1) Short-Term Capital Gains (STCG)

If you redeem the liquid fund units anytime, like within 3 months or 3 years, your gains are treated as STCG. The gain is added to your total income and taxed as per your income tax slab.

For example, if you are in the 20 percent tax slab and the gain is Rs. 1,000 from liquid funds, you pay Rs. 200 as tax.

2) Long-Term Capital Gains (LTCG)

Effective from April 1, 2023, LTCG does not apply to liquid funds because all gains are taxed as STCG. Earlier, if you held debt funds for over three years, you paid 20 percent tax with indexation. Now, this benefit is removed.

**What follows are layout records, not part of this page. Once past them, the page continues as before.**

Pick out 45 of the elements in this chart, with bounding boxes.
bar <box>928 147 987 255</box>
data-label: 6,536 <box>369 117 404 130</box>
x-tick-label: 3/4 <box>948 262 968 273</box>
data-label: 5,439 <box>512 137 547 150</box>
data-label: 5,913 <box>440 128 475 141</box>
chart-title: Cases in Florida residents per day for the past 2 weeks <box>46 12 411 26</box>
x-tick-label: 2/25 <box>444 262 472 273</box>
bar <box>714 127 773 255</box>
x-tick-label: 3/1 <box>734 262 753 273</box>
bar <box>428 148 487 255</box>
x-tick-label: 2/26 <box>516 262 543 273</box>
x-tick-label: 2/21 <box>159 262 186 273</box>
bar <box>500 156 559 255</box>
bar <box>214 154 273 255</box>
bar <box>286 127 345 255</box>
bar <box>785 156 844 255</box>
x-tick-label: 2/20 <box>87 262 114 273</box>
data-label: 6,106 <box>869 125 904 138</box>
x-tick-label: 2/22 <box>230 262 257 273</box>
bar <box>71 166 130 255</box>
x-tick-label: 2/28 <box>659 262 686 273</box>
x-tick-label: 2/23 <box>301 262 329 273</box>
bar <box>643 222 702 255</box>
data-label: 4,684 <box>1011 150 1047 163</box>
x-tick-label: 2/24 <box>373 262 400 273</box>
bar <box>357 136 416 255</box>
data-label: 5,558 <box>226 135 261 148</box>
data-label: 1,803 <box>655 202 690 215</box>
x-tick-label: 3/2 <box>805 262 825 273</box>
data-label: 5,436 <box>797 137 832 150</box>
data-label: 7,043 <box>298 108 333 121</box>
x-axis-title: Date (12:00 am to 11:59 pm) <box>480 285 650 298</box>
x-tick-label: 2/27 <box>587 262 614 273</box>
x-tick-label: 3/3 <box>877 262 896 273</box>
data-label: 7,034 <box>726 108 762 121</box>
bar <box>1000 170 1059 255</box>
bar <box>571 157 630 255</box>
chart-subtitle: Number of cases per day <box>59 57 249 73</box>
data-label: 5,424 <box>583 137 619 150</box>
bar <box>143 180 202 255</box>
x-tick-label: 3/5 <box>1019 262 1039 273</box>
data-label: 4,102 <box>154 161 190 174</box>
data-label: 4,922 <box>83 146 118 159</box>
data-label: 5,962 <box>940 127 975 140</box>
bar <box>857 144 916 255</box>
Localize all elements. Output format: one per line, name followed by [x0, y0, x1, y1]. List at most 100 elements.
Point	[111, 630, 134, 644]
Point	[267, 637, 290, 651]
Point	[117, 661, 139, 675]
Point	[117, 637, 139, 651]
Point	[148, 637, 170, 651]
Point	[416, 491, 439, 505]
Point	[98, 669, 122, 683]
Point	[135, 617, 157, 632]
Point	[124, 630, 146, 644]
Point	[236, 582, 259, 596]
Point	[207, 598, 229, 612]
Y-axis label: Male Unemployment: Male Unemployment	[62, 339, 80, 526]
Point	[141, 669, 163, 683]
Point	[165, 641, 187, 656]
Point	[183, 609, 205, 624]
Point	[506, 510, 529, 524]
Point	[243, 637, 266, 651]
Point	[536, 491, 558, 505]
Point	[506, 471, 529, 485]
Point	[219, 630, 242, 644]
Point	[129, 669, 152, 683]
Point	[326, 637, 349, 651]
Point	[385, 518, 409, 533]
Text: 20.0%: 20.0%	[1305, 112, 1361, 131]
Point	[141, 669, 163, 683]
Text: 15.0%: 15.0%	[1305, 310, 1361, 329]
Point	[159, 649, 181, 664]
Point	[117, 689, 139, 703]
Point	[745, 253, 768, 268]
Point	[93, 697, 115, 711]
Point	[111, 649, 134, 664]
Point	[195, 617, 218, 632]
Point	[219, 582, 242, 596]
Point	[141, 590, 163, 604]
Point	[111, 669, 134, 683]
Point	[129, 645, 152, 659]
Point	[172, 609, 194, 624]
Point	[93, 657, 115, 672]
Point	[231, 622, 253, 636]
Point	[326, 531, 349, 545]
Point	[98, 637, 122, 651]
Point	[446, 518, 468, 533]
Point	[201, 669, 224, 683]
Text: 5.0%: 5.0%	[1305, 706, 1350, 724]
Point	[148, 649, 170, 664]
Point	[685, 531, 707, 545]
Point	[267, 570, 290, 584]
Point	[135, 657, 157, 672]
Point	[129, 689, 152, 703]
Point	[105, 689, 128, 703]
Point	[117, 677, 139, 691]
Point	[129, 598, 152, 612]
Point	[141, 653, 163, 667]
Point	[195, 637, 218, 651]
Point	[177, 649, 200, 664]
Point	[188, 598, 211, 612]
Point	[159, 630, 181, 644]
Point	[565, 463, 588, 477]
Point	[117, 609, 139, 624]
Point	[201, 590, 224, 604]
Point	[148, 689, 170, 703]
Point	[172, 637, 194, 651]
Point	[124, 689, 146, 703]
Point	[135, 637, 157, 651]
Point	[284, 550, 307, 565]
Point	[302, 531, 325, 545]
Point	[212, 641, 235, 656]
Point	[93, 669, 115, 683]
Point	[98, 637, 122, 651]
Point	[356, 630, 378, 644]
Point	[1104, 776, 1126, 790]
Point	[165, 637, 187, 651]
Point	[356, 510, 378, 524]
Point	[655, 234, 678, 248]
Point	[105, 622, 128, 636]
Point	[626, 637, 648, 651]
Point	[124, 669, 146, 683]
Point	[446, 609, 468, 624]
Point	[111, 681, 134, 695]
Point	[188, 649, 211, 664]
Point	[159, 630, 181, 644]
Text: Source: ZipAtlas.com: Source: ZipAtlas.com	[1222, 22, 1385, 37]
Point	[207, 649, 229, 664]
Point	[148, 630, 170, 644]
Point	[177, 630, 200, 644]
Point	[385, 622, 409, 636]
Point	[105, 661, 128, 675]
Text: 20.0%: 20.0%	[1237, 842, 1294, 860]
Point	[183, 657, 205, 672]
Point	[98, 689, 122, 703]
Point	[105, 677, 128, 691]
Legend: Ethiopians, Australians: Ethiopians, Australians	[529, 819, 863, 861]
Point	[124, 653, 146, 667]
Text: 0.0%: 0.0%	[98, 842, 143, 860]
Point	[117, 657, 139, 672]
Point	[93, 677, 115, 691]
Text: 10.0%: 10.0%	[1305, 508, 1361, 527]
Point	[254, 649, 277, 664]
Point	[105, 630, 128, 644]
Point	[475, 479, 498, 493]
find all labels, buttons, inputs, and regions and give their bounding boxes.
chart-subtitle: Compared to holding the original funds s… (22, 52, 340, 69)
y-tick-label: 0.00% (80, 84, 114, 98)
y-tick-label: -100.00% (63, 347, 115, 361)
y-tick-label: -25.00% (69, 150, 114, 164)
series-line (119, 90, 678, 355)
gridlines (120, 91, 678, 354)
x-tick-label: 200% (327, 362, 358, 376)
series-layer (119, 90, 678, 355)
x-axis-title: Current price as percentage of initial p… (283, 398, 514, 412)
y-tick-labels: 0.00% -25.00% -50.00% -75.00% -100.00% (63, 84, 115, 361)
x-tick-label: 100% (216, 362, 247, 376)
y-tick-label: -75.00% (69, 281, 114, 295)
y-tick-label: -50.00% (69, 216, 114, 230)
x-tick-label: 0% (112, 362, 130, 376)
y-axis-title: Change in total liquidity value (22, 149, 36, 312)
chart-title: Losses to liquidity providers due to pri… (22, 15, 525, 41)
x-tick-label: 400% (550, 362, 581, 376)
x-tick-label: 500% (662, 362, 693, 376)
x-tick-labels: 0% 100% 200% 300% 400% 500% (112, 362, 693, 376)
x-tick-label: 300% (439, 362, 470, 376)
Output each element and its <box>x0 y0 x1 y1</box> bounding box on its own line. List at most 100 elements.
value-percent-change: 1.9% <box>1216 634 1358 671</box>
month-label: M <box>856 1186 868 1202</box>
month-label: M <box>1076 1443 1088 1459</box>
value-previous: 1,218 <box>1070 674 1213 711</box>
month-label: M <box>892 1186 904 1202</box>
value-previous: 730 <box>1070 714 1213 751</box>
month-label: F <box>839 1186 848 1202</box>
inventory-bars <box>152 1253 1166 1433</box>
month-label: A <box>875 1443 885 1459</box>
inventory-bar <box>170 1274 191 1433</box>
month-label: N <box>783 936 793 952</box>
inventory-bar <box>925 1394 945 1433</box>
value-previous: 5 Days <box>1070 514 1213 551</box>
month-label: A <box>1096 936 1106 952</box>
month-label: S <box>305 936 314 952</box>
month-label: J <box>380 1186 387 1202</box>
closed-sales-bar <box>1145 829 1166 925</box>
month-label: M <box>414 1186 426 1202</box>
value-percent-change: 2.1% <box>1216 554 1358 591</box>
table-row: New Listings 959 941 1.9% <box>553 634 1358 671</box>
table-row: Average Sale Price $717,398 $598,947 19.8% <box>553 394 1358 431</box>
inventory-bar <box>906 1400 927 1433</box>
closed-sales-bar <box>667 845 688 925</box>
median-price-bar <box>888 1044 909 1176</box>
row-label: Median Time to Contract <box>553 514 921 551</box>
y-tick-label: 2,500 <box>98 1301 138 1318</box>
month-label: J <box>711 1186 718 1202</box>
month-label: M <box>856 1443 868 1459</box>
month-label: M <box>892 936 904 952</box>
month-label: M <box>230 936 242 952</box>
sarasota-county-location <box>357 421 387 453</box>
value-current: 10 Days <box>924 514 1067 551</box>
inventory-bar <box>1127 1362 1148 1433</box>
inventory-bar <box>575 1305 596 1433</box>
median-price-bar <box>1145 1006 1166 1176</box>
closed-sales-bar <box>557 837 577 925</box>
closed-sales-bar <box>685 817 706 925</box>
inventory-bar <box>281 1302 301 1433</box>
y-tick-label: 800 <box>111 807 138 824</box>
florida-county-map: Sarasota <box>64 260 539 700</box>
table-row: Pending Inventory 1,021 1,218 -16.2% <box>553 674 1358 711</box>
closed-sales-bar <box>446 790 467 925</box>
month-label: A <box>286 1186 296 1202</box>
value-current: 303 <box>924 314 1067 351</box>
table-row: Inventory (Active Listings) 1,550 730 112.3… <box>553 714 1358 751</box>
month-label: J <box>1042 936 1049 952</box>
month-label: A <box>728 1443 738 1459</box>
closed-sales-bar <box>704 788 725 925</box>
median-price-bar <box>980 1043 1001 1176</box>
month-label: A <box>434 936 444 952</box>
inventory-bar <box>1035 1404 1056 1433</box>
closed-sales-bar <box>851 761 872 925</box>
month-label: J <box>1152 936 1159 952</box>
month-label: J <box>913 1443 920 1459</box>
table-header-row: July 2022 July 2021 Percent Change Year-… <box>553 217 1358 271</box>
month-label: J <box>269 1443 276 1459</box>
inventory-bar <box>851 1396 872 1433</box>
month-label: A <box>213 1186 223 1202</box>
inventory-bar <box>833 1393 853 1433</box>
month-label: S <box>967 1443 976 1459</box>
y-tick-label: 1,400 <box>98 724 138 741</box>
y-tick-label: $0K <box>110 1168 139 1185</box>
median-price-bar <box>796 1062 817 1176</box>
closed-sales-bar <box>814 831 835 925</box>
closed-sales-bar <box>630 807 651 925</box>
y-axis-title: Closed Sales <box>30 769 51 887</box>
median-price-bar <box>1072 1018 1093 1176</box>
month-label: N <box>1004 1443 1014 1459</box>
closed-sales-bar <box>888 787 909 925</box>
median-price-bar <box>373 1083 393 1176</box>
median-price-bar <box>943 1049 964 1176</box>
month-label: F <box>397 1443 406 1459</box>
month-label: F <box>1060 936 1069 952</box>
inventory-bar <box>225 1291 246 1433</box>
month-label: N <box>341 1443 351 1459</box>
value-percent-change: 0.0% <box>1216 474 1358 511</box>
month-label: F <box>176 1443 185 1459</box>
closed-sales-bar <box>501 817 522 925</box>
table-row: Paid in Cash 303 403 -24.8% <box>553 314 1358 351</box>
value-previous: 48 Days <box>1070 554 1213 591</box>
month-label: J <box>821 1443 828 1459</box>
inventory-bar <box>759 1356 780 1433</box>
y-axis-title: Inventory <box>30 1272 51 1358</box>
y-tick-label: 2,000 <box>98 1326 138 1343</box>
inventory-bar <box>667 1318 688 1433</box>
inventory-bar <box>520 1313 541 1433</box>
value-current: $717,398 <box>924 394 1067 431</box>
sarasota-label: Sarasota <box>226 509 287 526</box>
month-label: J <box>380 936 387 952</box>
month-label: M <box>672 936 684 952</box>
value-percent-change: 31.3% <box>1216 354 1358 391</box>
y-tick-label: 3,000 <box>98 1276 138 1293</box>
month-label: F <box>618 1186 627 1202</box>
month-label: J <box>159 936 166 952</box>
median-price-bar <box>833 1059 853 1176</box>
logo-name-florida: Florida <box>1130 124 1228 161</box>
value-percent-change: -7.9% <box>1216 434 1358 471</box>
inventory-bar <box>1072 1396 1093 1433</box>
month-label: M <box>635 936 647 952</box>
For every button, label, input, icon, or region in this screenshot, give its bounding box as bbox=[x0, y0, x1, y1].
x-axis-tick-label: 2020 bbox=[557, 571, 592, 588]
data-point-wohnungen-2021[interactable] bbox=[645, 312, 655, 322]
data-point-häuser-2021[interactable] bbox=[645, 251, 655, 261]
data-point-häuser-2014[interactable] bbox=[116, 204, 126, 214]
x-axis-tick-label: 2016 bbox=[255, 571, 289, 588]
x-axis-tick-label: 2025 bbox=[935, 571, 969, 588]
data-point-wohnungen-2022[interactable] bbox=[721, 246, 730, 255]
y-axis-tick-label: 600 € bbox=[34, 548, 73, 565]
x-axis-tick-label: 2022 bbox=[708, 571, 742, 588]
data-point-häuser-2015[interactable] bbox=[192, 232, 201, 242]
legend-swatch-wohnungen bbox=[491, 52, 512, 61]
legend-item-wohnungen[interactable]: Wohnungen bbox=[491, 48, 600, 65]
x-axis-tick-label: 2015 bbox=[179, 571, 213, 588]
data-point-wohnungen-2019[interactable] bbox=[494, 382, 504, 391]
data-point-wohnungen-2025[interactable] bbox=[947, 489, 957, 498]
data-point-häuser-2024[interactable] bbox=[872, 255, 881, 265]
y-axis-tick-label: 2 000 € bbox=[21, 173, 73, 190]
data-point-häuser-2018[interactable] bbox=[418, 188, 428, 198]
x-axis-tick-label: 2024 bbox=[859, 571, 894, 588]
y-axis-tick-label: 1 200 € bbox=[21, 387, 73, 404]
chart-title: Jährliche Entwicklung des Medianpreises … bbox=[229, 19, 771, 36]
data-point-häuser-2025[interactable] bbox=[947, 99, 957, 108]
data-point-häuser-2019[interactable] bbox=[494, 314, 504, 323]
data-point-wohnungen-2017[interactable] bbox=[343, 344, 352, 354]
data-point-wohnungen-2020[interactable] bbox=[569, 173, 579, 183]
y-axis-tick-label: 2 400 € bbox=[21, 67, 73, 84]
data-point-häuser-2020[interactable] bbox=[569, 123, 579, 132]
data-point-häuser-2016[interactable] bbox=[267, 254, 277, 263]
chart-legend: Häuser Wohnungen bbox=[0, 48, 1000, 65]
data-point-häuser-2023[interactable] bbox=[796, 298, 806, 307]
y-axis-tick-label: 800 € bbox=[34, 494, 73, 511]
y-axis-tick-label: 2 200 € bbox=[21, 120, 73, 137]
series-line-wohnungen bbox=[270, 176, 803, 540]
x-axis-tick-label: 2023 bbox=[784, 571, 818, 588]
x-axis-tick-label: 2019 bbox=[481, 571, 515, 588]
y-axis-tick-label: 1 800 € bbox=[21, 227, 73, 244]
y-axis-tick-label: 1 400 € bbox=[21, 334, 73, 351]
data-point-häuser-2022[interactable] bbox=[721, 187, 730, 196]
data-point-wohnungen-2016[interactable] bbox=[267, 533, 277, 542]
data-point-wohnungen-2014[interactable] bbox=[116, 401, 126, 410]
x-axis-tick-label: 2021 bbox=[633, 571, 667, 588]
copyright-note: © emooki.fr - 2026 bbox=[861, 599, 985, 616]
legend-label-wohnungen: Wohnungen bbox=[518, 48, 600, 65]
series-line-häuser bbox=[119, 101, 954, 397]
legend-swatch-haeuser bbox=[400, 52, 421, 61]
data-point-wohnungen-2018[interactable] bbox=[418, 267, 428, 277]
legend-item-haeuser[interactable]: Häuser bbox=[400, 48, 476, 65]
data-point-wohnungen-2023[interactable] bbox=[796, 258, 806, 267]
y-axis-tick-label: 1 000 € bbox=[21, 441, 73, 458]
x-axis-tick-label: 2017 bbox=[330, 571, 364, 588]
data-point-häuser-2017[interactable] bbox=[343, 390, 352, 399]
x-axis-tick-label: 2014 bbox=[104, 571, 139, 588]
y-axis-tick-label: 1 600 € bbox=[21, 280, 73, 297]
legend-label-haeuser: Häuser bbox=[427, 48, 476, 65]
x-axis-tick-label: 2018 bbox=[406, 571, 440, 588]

If you had invested in dividend-paying liquid funds, that income would be added into your total income and taxed at your slab rate, too. If your total dividend in a year is more than Rs. 5,000 from that particular fund house, they deduct 10 percent of TDS on the excess crossing the required limit.

Conclusion

As we arrive at the conclusion of the article, we understood what is liquid fund, its features, workings, and other details. Liquid funds offer a smart way to park extra money for short periods while earning better returns than a savings account and sometimes even a fixed deposit. They combine safety, easy access, and steady returns, which makes them useful for emergencies or when waiting to invest elsewhere. However, they aren’t meant for building long-term wealth. Always check your risk level, compare options, and understand how taxes apply before investing, or consult a financial advisor to make informed decisions.

FAQs:

Q1. Which is better: Overnight Funds or Liquid Funds?

Pick overnight funds for one-day for parking the fund. You can choose liquid funds for better returns if you plan to invest for a few days to months.

Q2. What is the exit load on Liquid Funds?

Pay a small exit load if you withdraw within 7 days. After 7 days, no exit load applies.

Q3. What is the redemption time for Liquid Funds?

Get your money back in 1–2 working days after you redeem.

Q4. Where do Liquid Funds invest?

They invest in treasury bills, commercial papers, certificates of deposit, and other short-term papers.

Q5. How to choose the best Liquid Fund?

Check past returns, low cost, fund size, risk, and match it with your goal.

Disclaimer

The content on this blog is for educational purposes only and should not be considered investment advice. While we strive for accuracy, some information may contain errors or delays in updates.

Mentions of stocks or investment products are solely for informational purposes and do not constitute recommendations. Investors should conduct their own research before making any decisions.

Investing in financial markets are subject to market risks, and past performance does not guarantee future results. It is advisable to consult a qualified financial professional, review official documents, and verify information independently before making investment decisions.